Another day-one executive order sought to expand economic opportunities for residents by removing barriers to city employment, including ending the college degree requirement as a prerequisite for employment. 

Parker said the move – which eliminated the degree and standardized test requirement for certain city jobs – will open positions to otherwise qualified potential applicants. The order also expanded efforts related to civil service positions, which Parker said comprise roughly 92% of city jobs, to identify ways for candidates to demonstrate needed skills and to use time and experience assessments rather than written exams whenever possible. 

Separation of L&I

Just over a month into the office, Parker signed another executive order, separating the oft-criticized Department of Licenses and Inspections into two divisions. The move created one department to focus on inspections, safety and compliance and another to focus on “quality of life” issues and business code enforcement. 

Parker also made the change following her announcement she was separating the Streets Department into two divisions as well – with one focusing on streets and another on sanitation. In response, Parker said she’s a “different mayor” with a “different style” and wanted to ensure agencies aren’t inundated or stifled by “mission creep.”

Vision Zero Campaign

Once settled into her administration, Parker looked to reaffirm her commitment to pedestrian safety by signing an executive order in March to focus on strategies to eliminate fatal crashes and reach the Vision Zero goal of zero traffic deaths by 2050. The order directed the Office of Multimodal Planning to assist in developing, reviewing and publishing all checklists called for in the city’s Complete Streets ordinance from 2013 and to update the High Injury Network and set goals for safety improvements to every mile of the HIN by 2030. 

But just last week, advocates spoke out against Parker’s budget proposal, which would spend less money on traffic calming. Her budget proposes a sharp drop in city spending on road safety projects, with $9 million in investment in safer streets over six years, down from the $15 million Kenney had proposed. Kenney’s last budget allocated $2.5 million toward safer streets, while Parker has proposed just $1 million for 2025. 

Clean and Green Cabinet

The latest executive order is another seeking to boost efforts related to quality of life and neighborhood improvements. Parker has long touted her “clean and green” vision for the city and the need to distance Philadelphia from the “Filthadelphia” moniker it has developed. 

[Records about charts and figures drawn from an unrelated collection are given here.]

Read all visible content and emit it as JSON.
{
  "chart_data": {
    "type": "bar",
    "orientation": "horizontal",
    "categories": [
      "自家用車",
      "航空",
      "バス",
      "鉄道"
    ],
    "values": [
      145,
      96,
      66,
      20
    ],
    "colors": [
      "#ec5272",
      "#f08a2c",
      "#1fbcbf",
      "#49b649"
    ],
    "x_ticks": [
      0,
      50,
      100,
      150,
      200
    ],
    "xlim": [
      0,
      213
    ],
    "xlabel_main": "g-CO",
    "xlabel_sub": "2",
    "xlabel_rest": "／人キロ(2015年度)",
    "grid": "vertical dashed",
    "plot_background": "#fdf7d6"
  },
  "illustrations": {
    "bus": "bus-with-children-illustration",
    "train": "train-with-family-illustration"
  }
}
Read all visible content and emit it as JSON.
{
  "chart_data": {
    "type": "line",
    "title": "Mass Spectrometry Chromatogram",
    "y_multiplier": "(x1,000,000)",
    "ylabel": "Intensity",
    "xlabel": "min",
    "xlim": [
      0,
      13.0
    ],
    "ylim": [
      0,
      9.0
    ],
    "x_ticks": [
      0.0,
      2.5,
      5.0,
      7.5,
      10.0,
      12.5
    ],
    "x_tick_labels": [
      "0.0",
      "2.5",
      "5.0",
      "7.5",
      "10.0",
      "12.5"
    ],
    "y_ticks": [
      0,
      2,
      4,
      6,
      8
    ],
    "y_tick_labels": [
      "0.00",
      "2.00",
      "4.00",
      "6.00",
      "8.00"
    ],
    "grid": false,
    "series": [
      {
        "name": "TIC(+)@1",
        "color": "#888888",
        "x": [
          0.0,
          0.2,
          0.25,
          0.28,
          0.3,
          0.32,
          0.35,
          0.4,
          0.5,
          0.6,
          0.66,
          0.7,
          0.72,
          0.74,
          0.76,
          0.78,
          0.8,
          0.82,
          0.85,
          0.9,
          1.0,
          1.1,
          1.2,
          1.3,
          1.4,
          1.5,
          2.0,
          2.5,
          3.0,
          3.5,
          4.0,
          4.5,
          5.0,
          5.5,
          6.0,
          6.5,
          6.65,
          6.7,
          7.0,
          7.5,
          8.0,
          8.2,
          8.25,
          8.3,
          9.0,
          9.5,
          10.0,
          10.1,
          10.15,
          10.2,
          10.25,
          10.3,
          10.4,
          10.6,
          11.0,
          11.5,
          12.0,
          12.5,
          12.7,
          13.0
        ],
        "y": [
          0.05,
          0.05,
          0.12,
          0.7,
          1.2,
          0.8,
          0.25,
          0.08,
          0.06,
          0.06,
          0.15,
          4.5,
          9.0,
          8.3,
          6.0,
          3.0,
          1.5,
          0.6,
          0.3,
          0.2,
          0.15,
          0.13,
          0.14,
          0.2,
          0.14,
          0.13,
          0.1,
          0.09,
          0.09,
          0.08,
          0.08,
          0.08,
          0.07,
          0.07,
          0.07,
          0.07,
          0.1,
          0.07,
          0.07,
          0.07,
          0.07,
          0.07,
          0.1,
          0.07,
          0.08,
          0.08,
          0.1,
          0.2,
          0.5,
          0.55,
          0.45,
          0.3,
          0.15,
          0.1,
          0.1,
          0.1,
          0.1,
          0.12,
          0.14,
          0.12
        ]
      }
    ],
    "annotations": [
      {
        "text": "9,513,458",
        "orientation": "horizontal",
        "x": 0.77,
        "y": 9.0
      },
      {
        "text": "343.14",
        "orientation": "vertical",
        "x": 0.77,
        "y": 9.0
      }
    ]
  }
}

On Friday, Parker signed an executive order formally establishing the Clean and Green cabinet, led by former Streets Commissioner Carlton Williams, to focus on neighborhood cleanliness and the expansion of her Taking Care of Business commercial corridor cleaning program. The cabinet, in addition to overseeing the expansion of the initiative that pays community-based nonprofits to clean commercial corridors, will work on removing abandoned vehicles, environmental stewardship initiatives, anti-litter campaigns and more. 

Parker said that while a data-driven approach is important, government work that people can “see with (their) own eyes and feel in (their) own neighborhood” is vital to showing residents that promises are being kept. 

“All Philadelphians want a safer, greener and cleaner city,” she said Friday.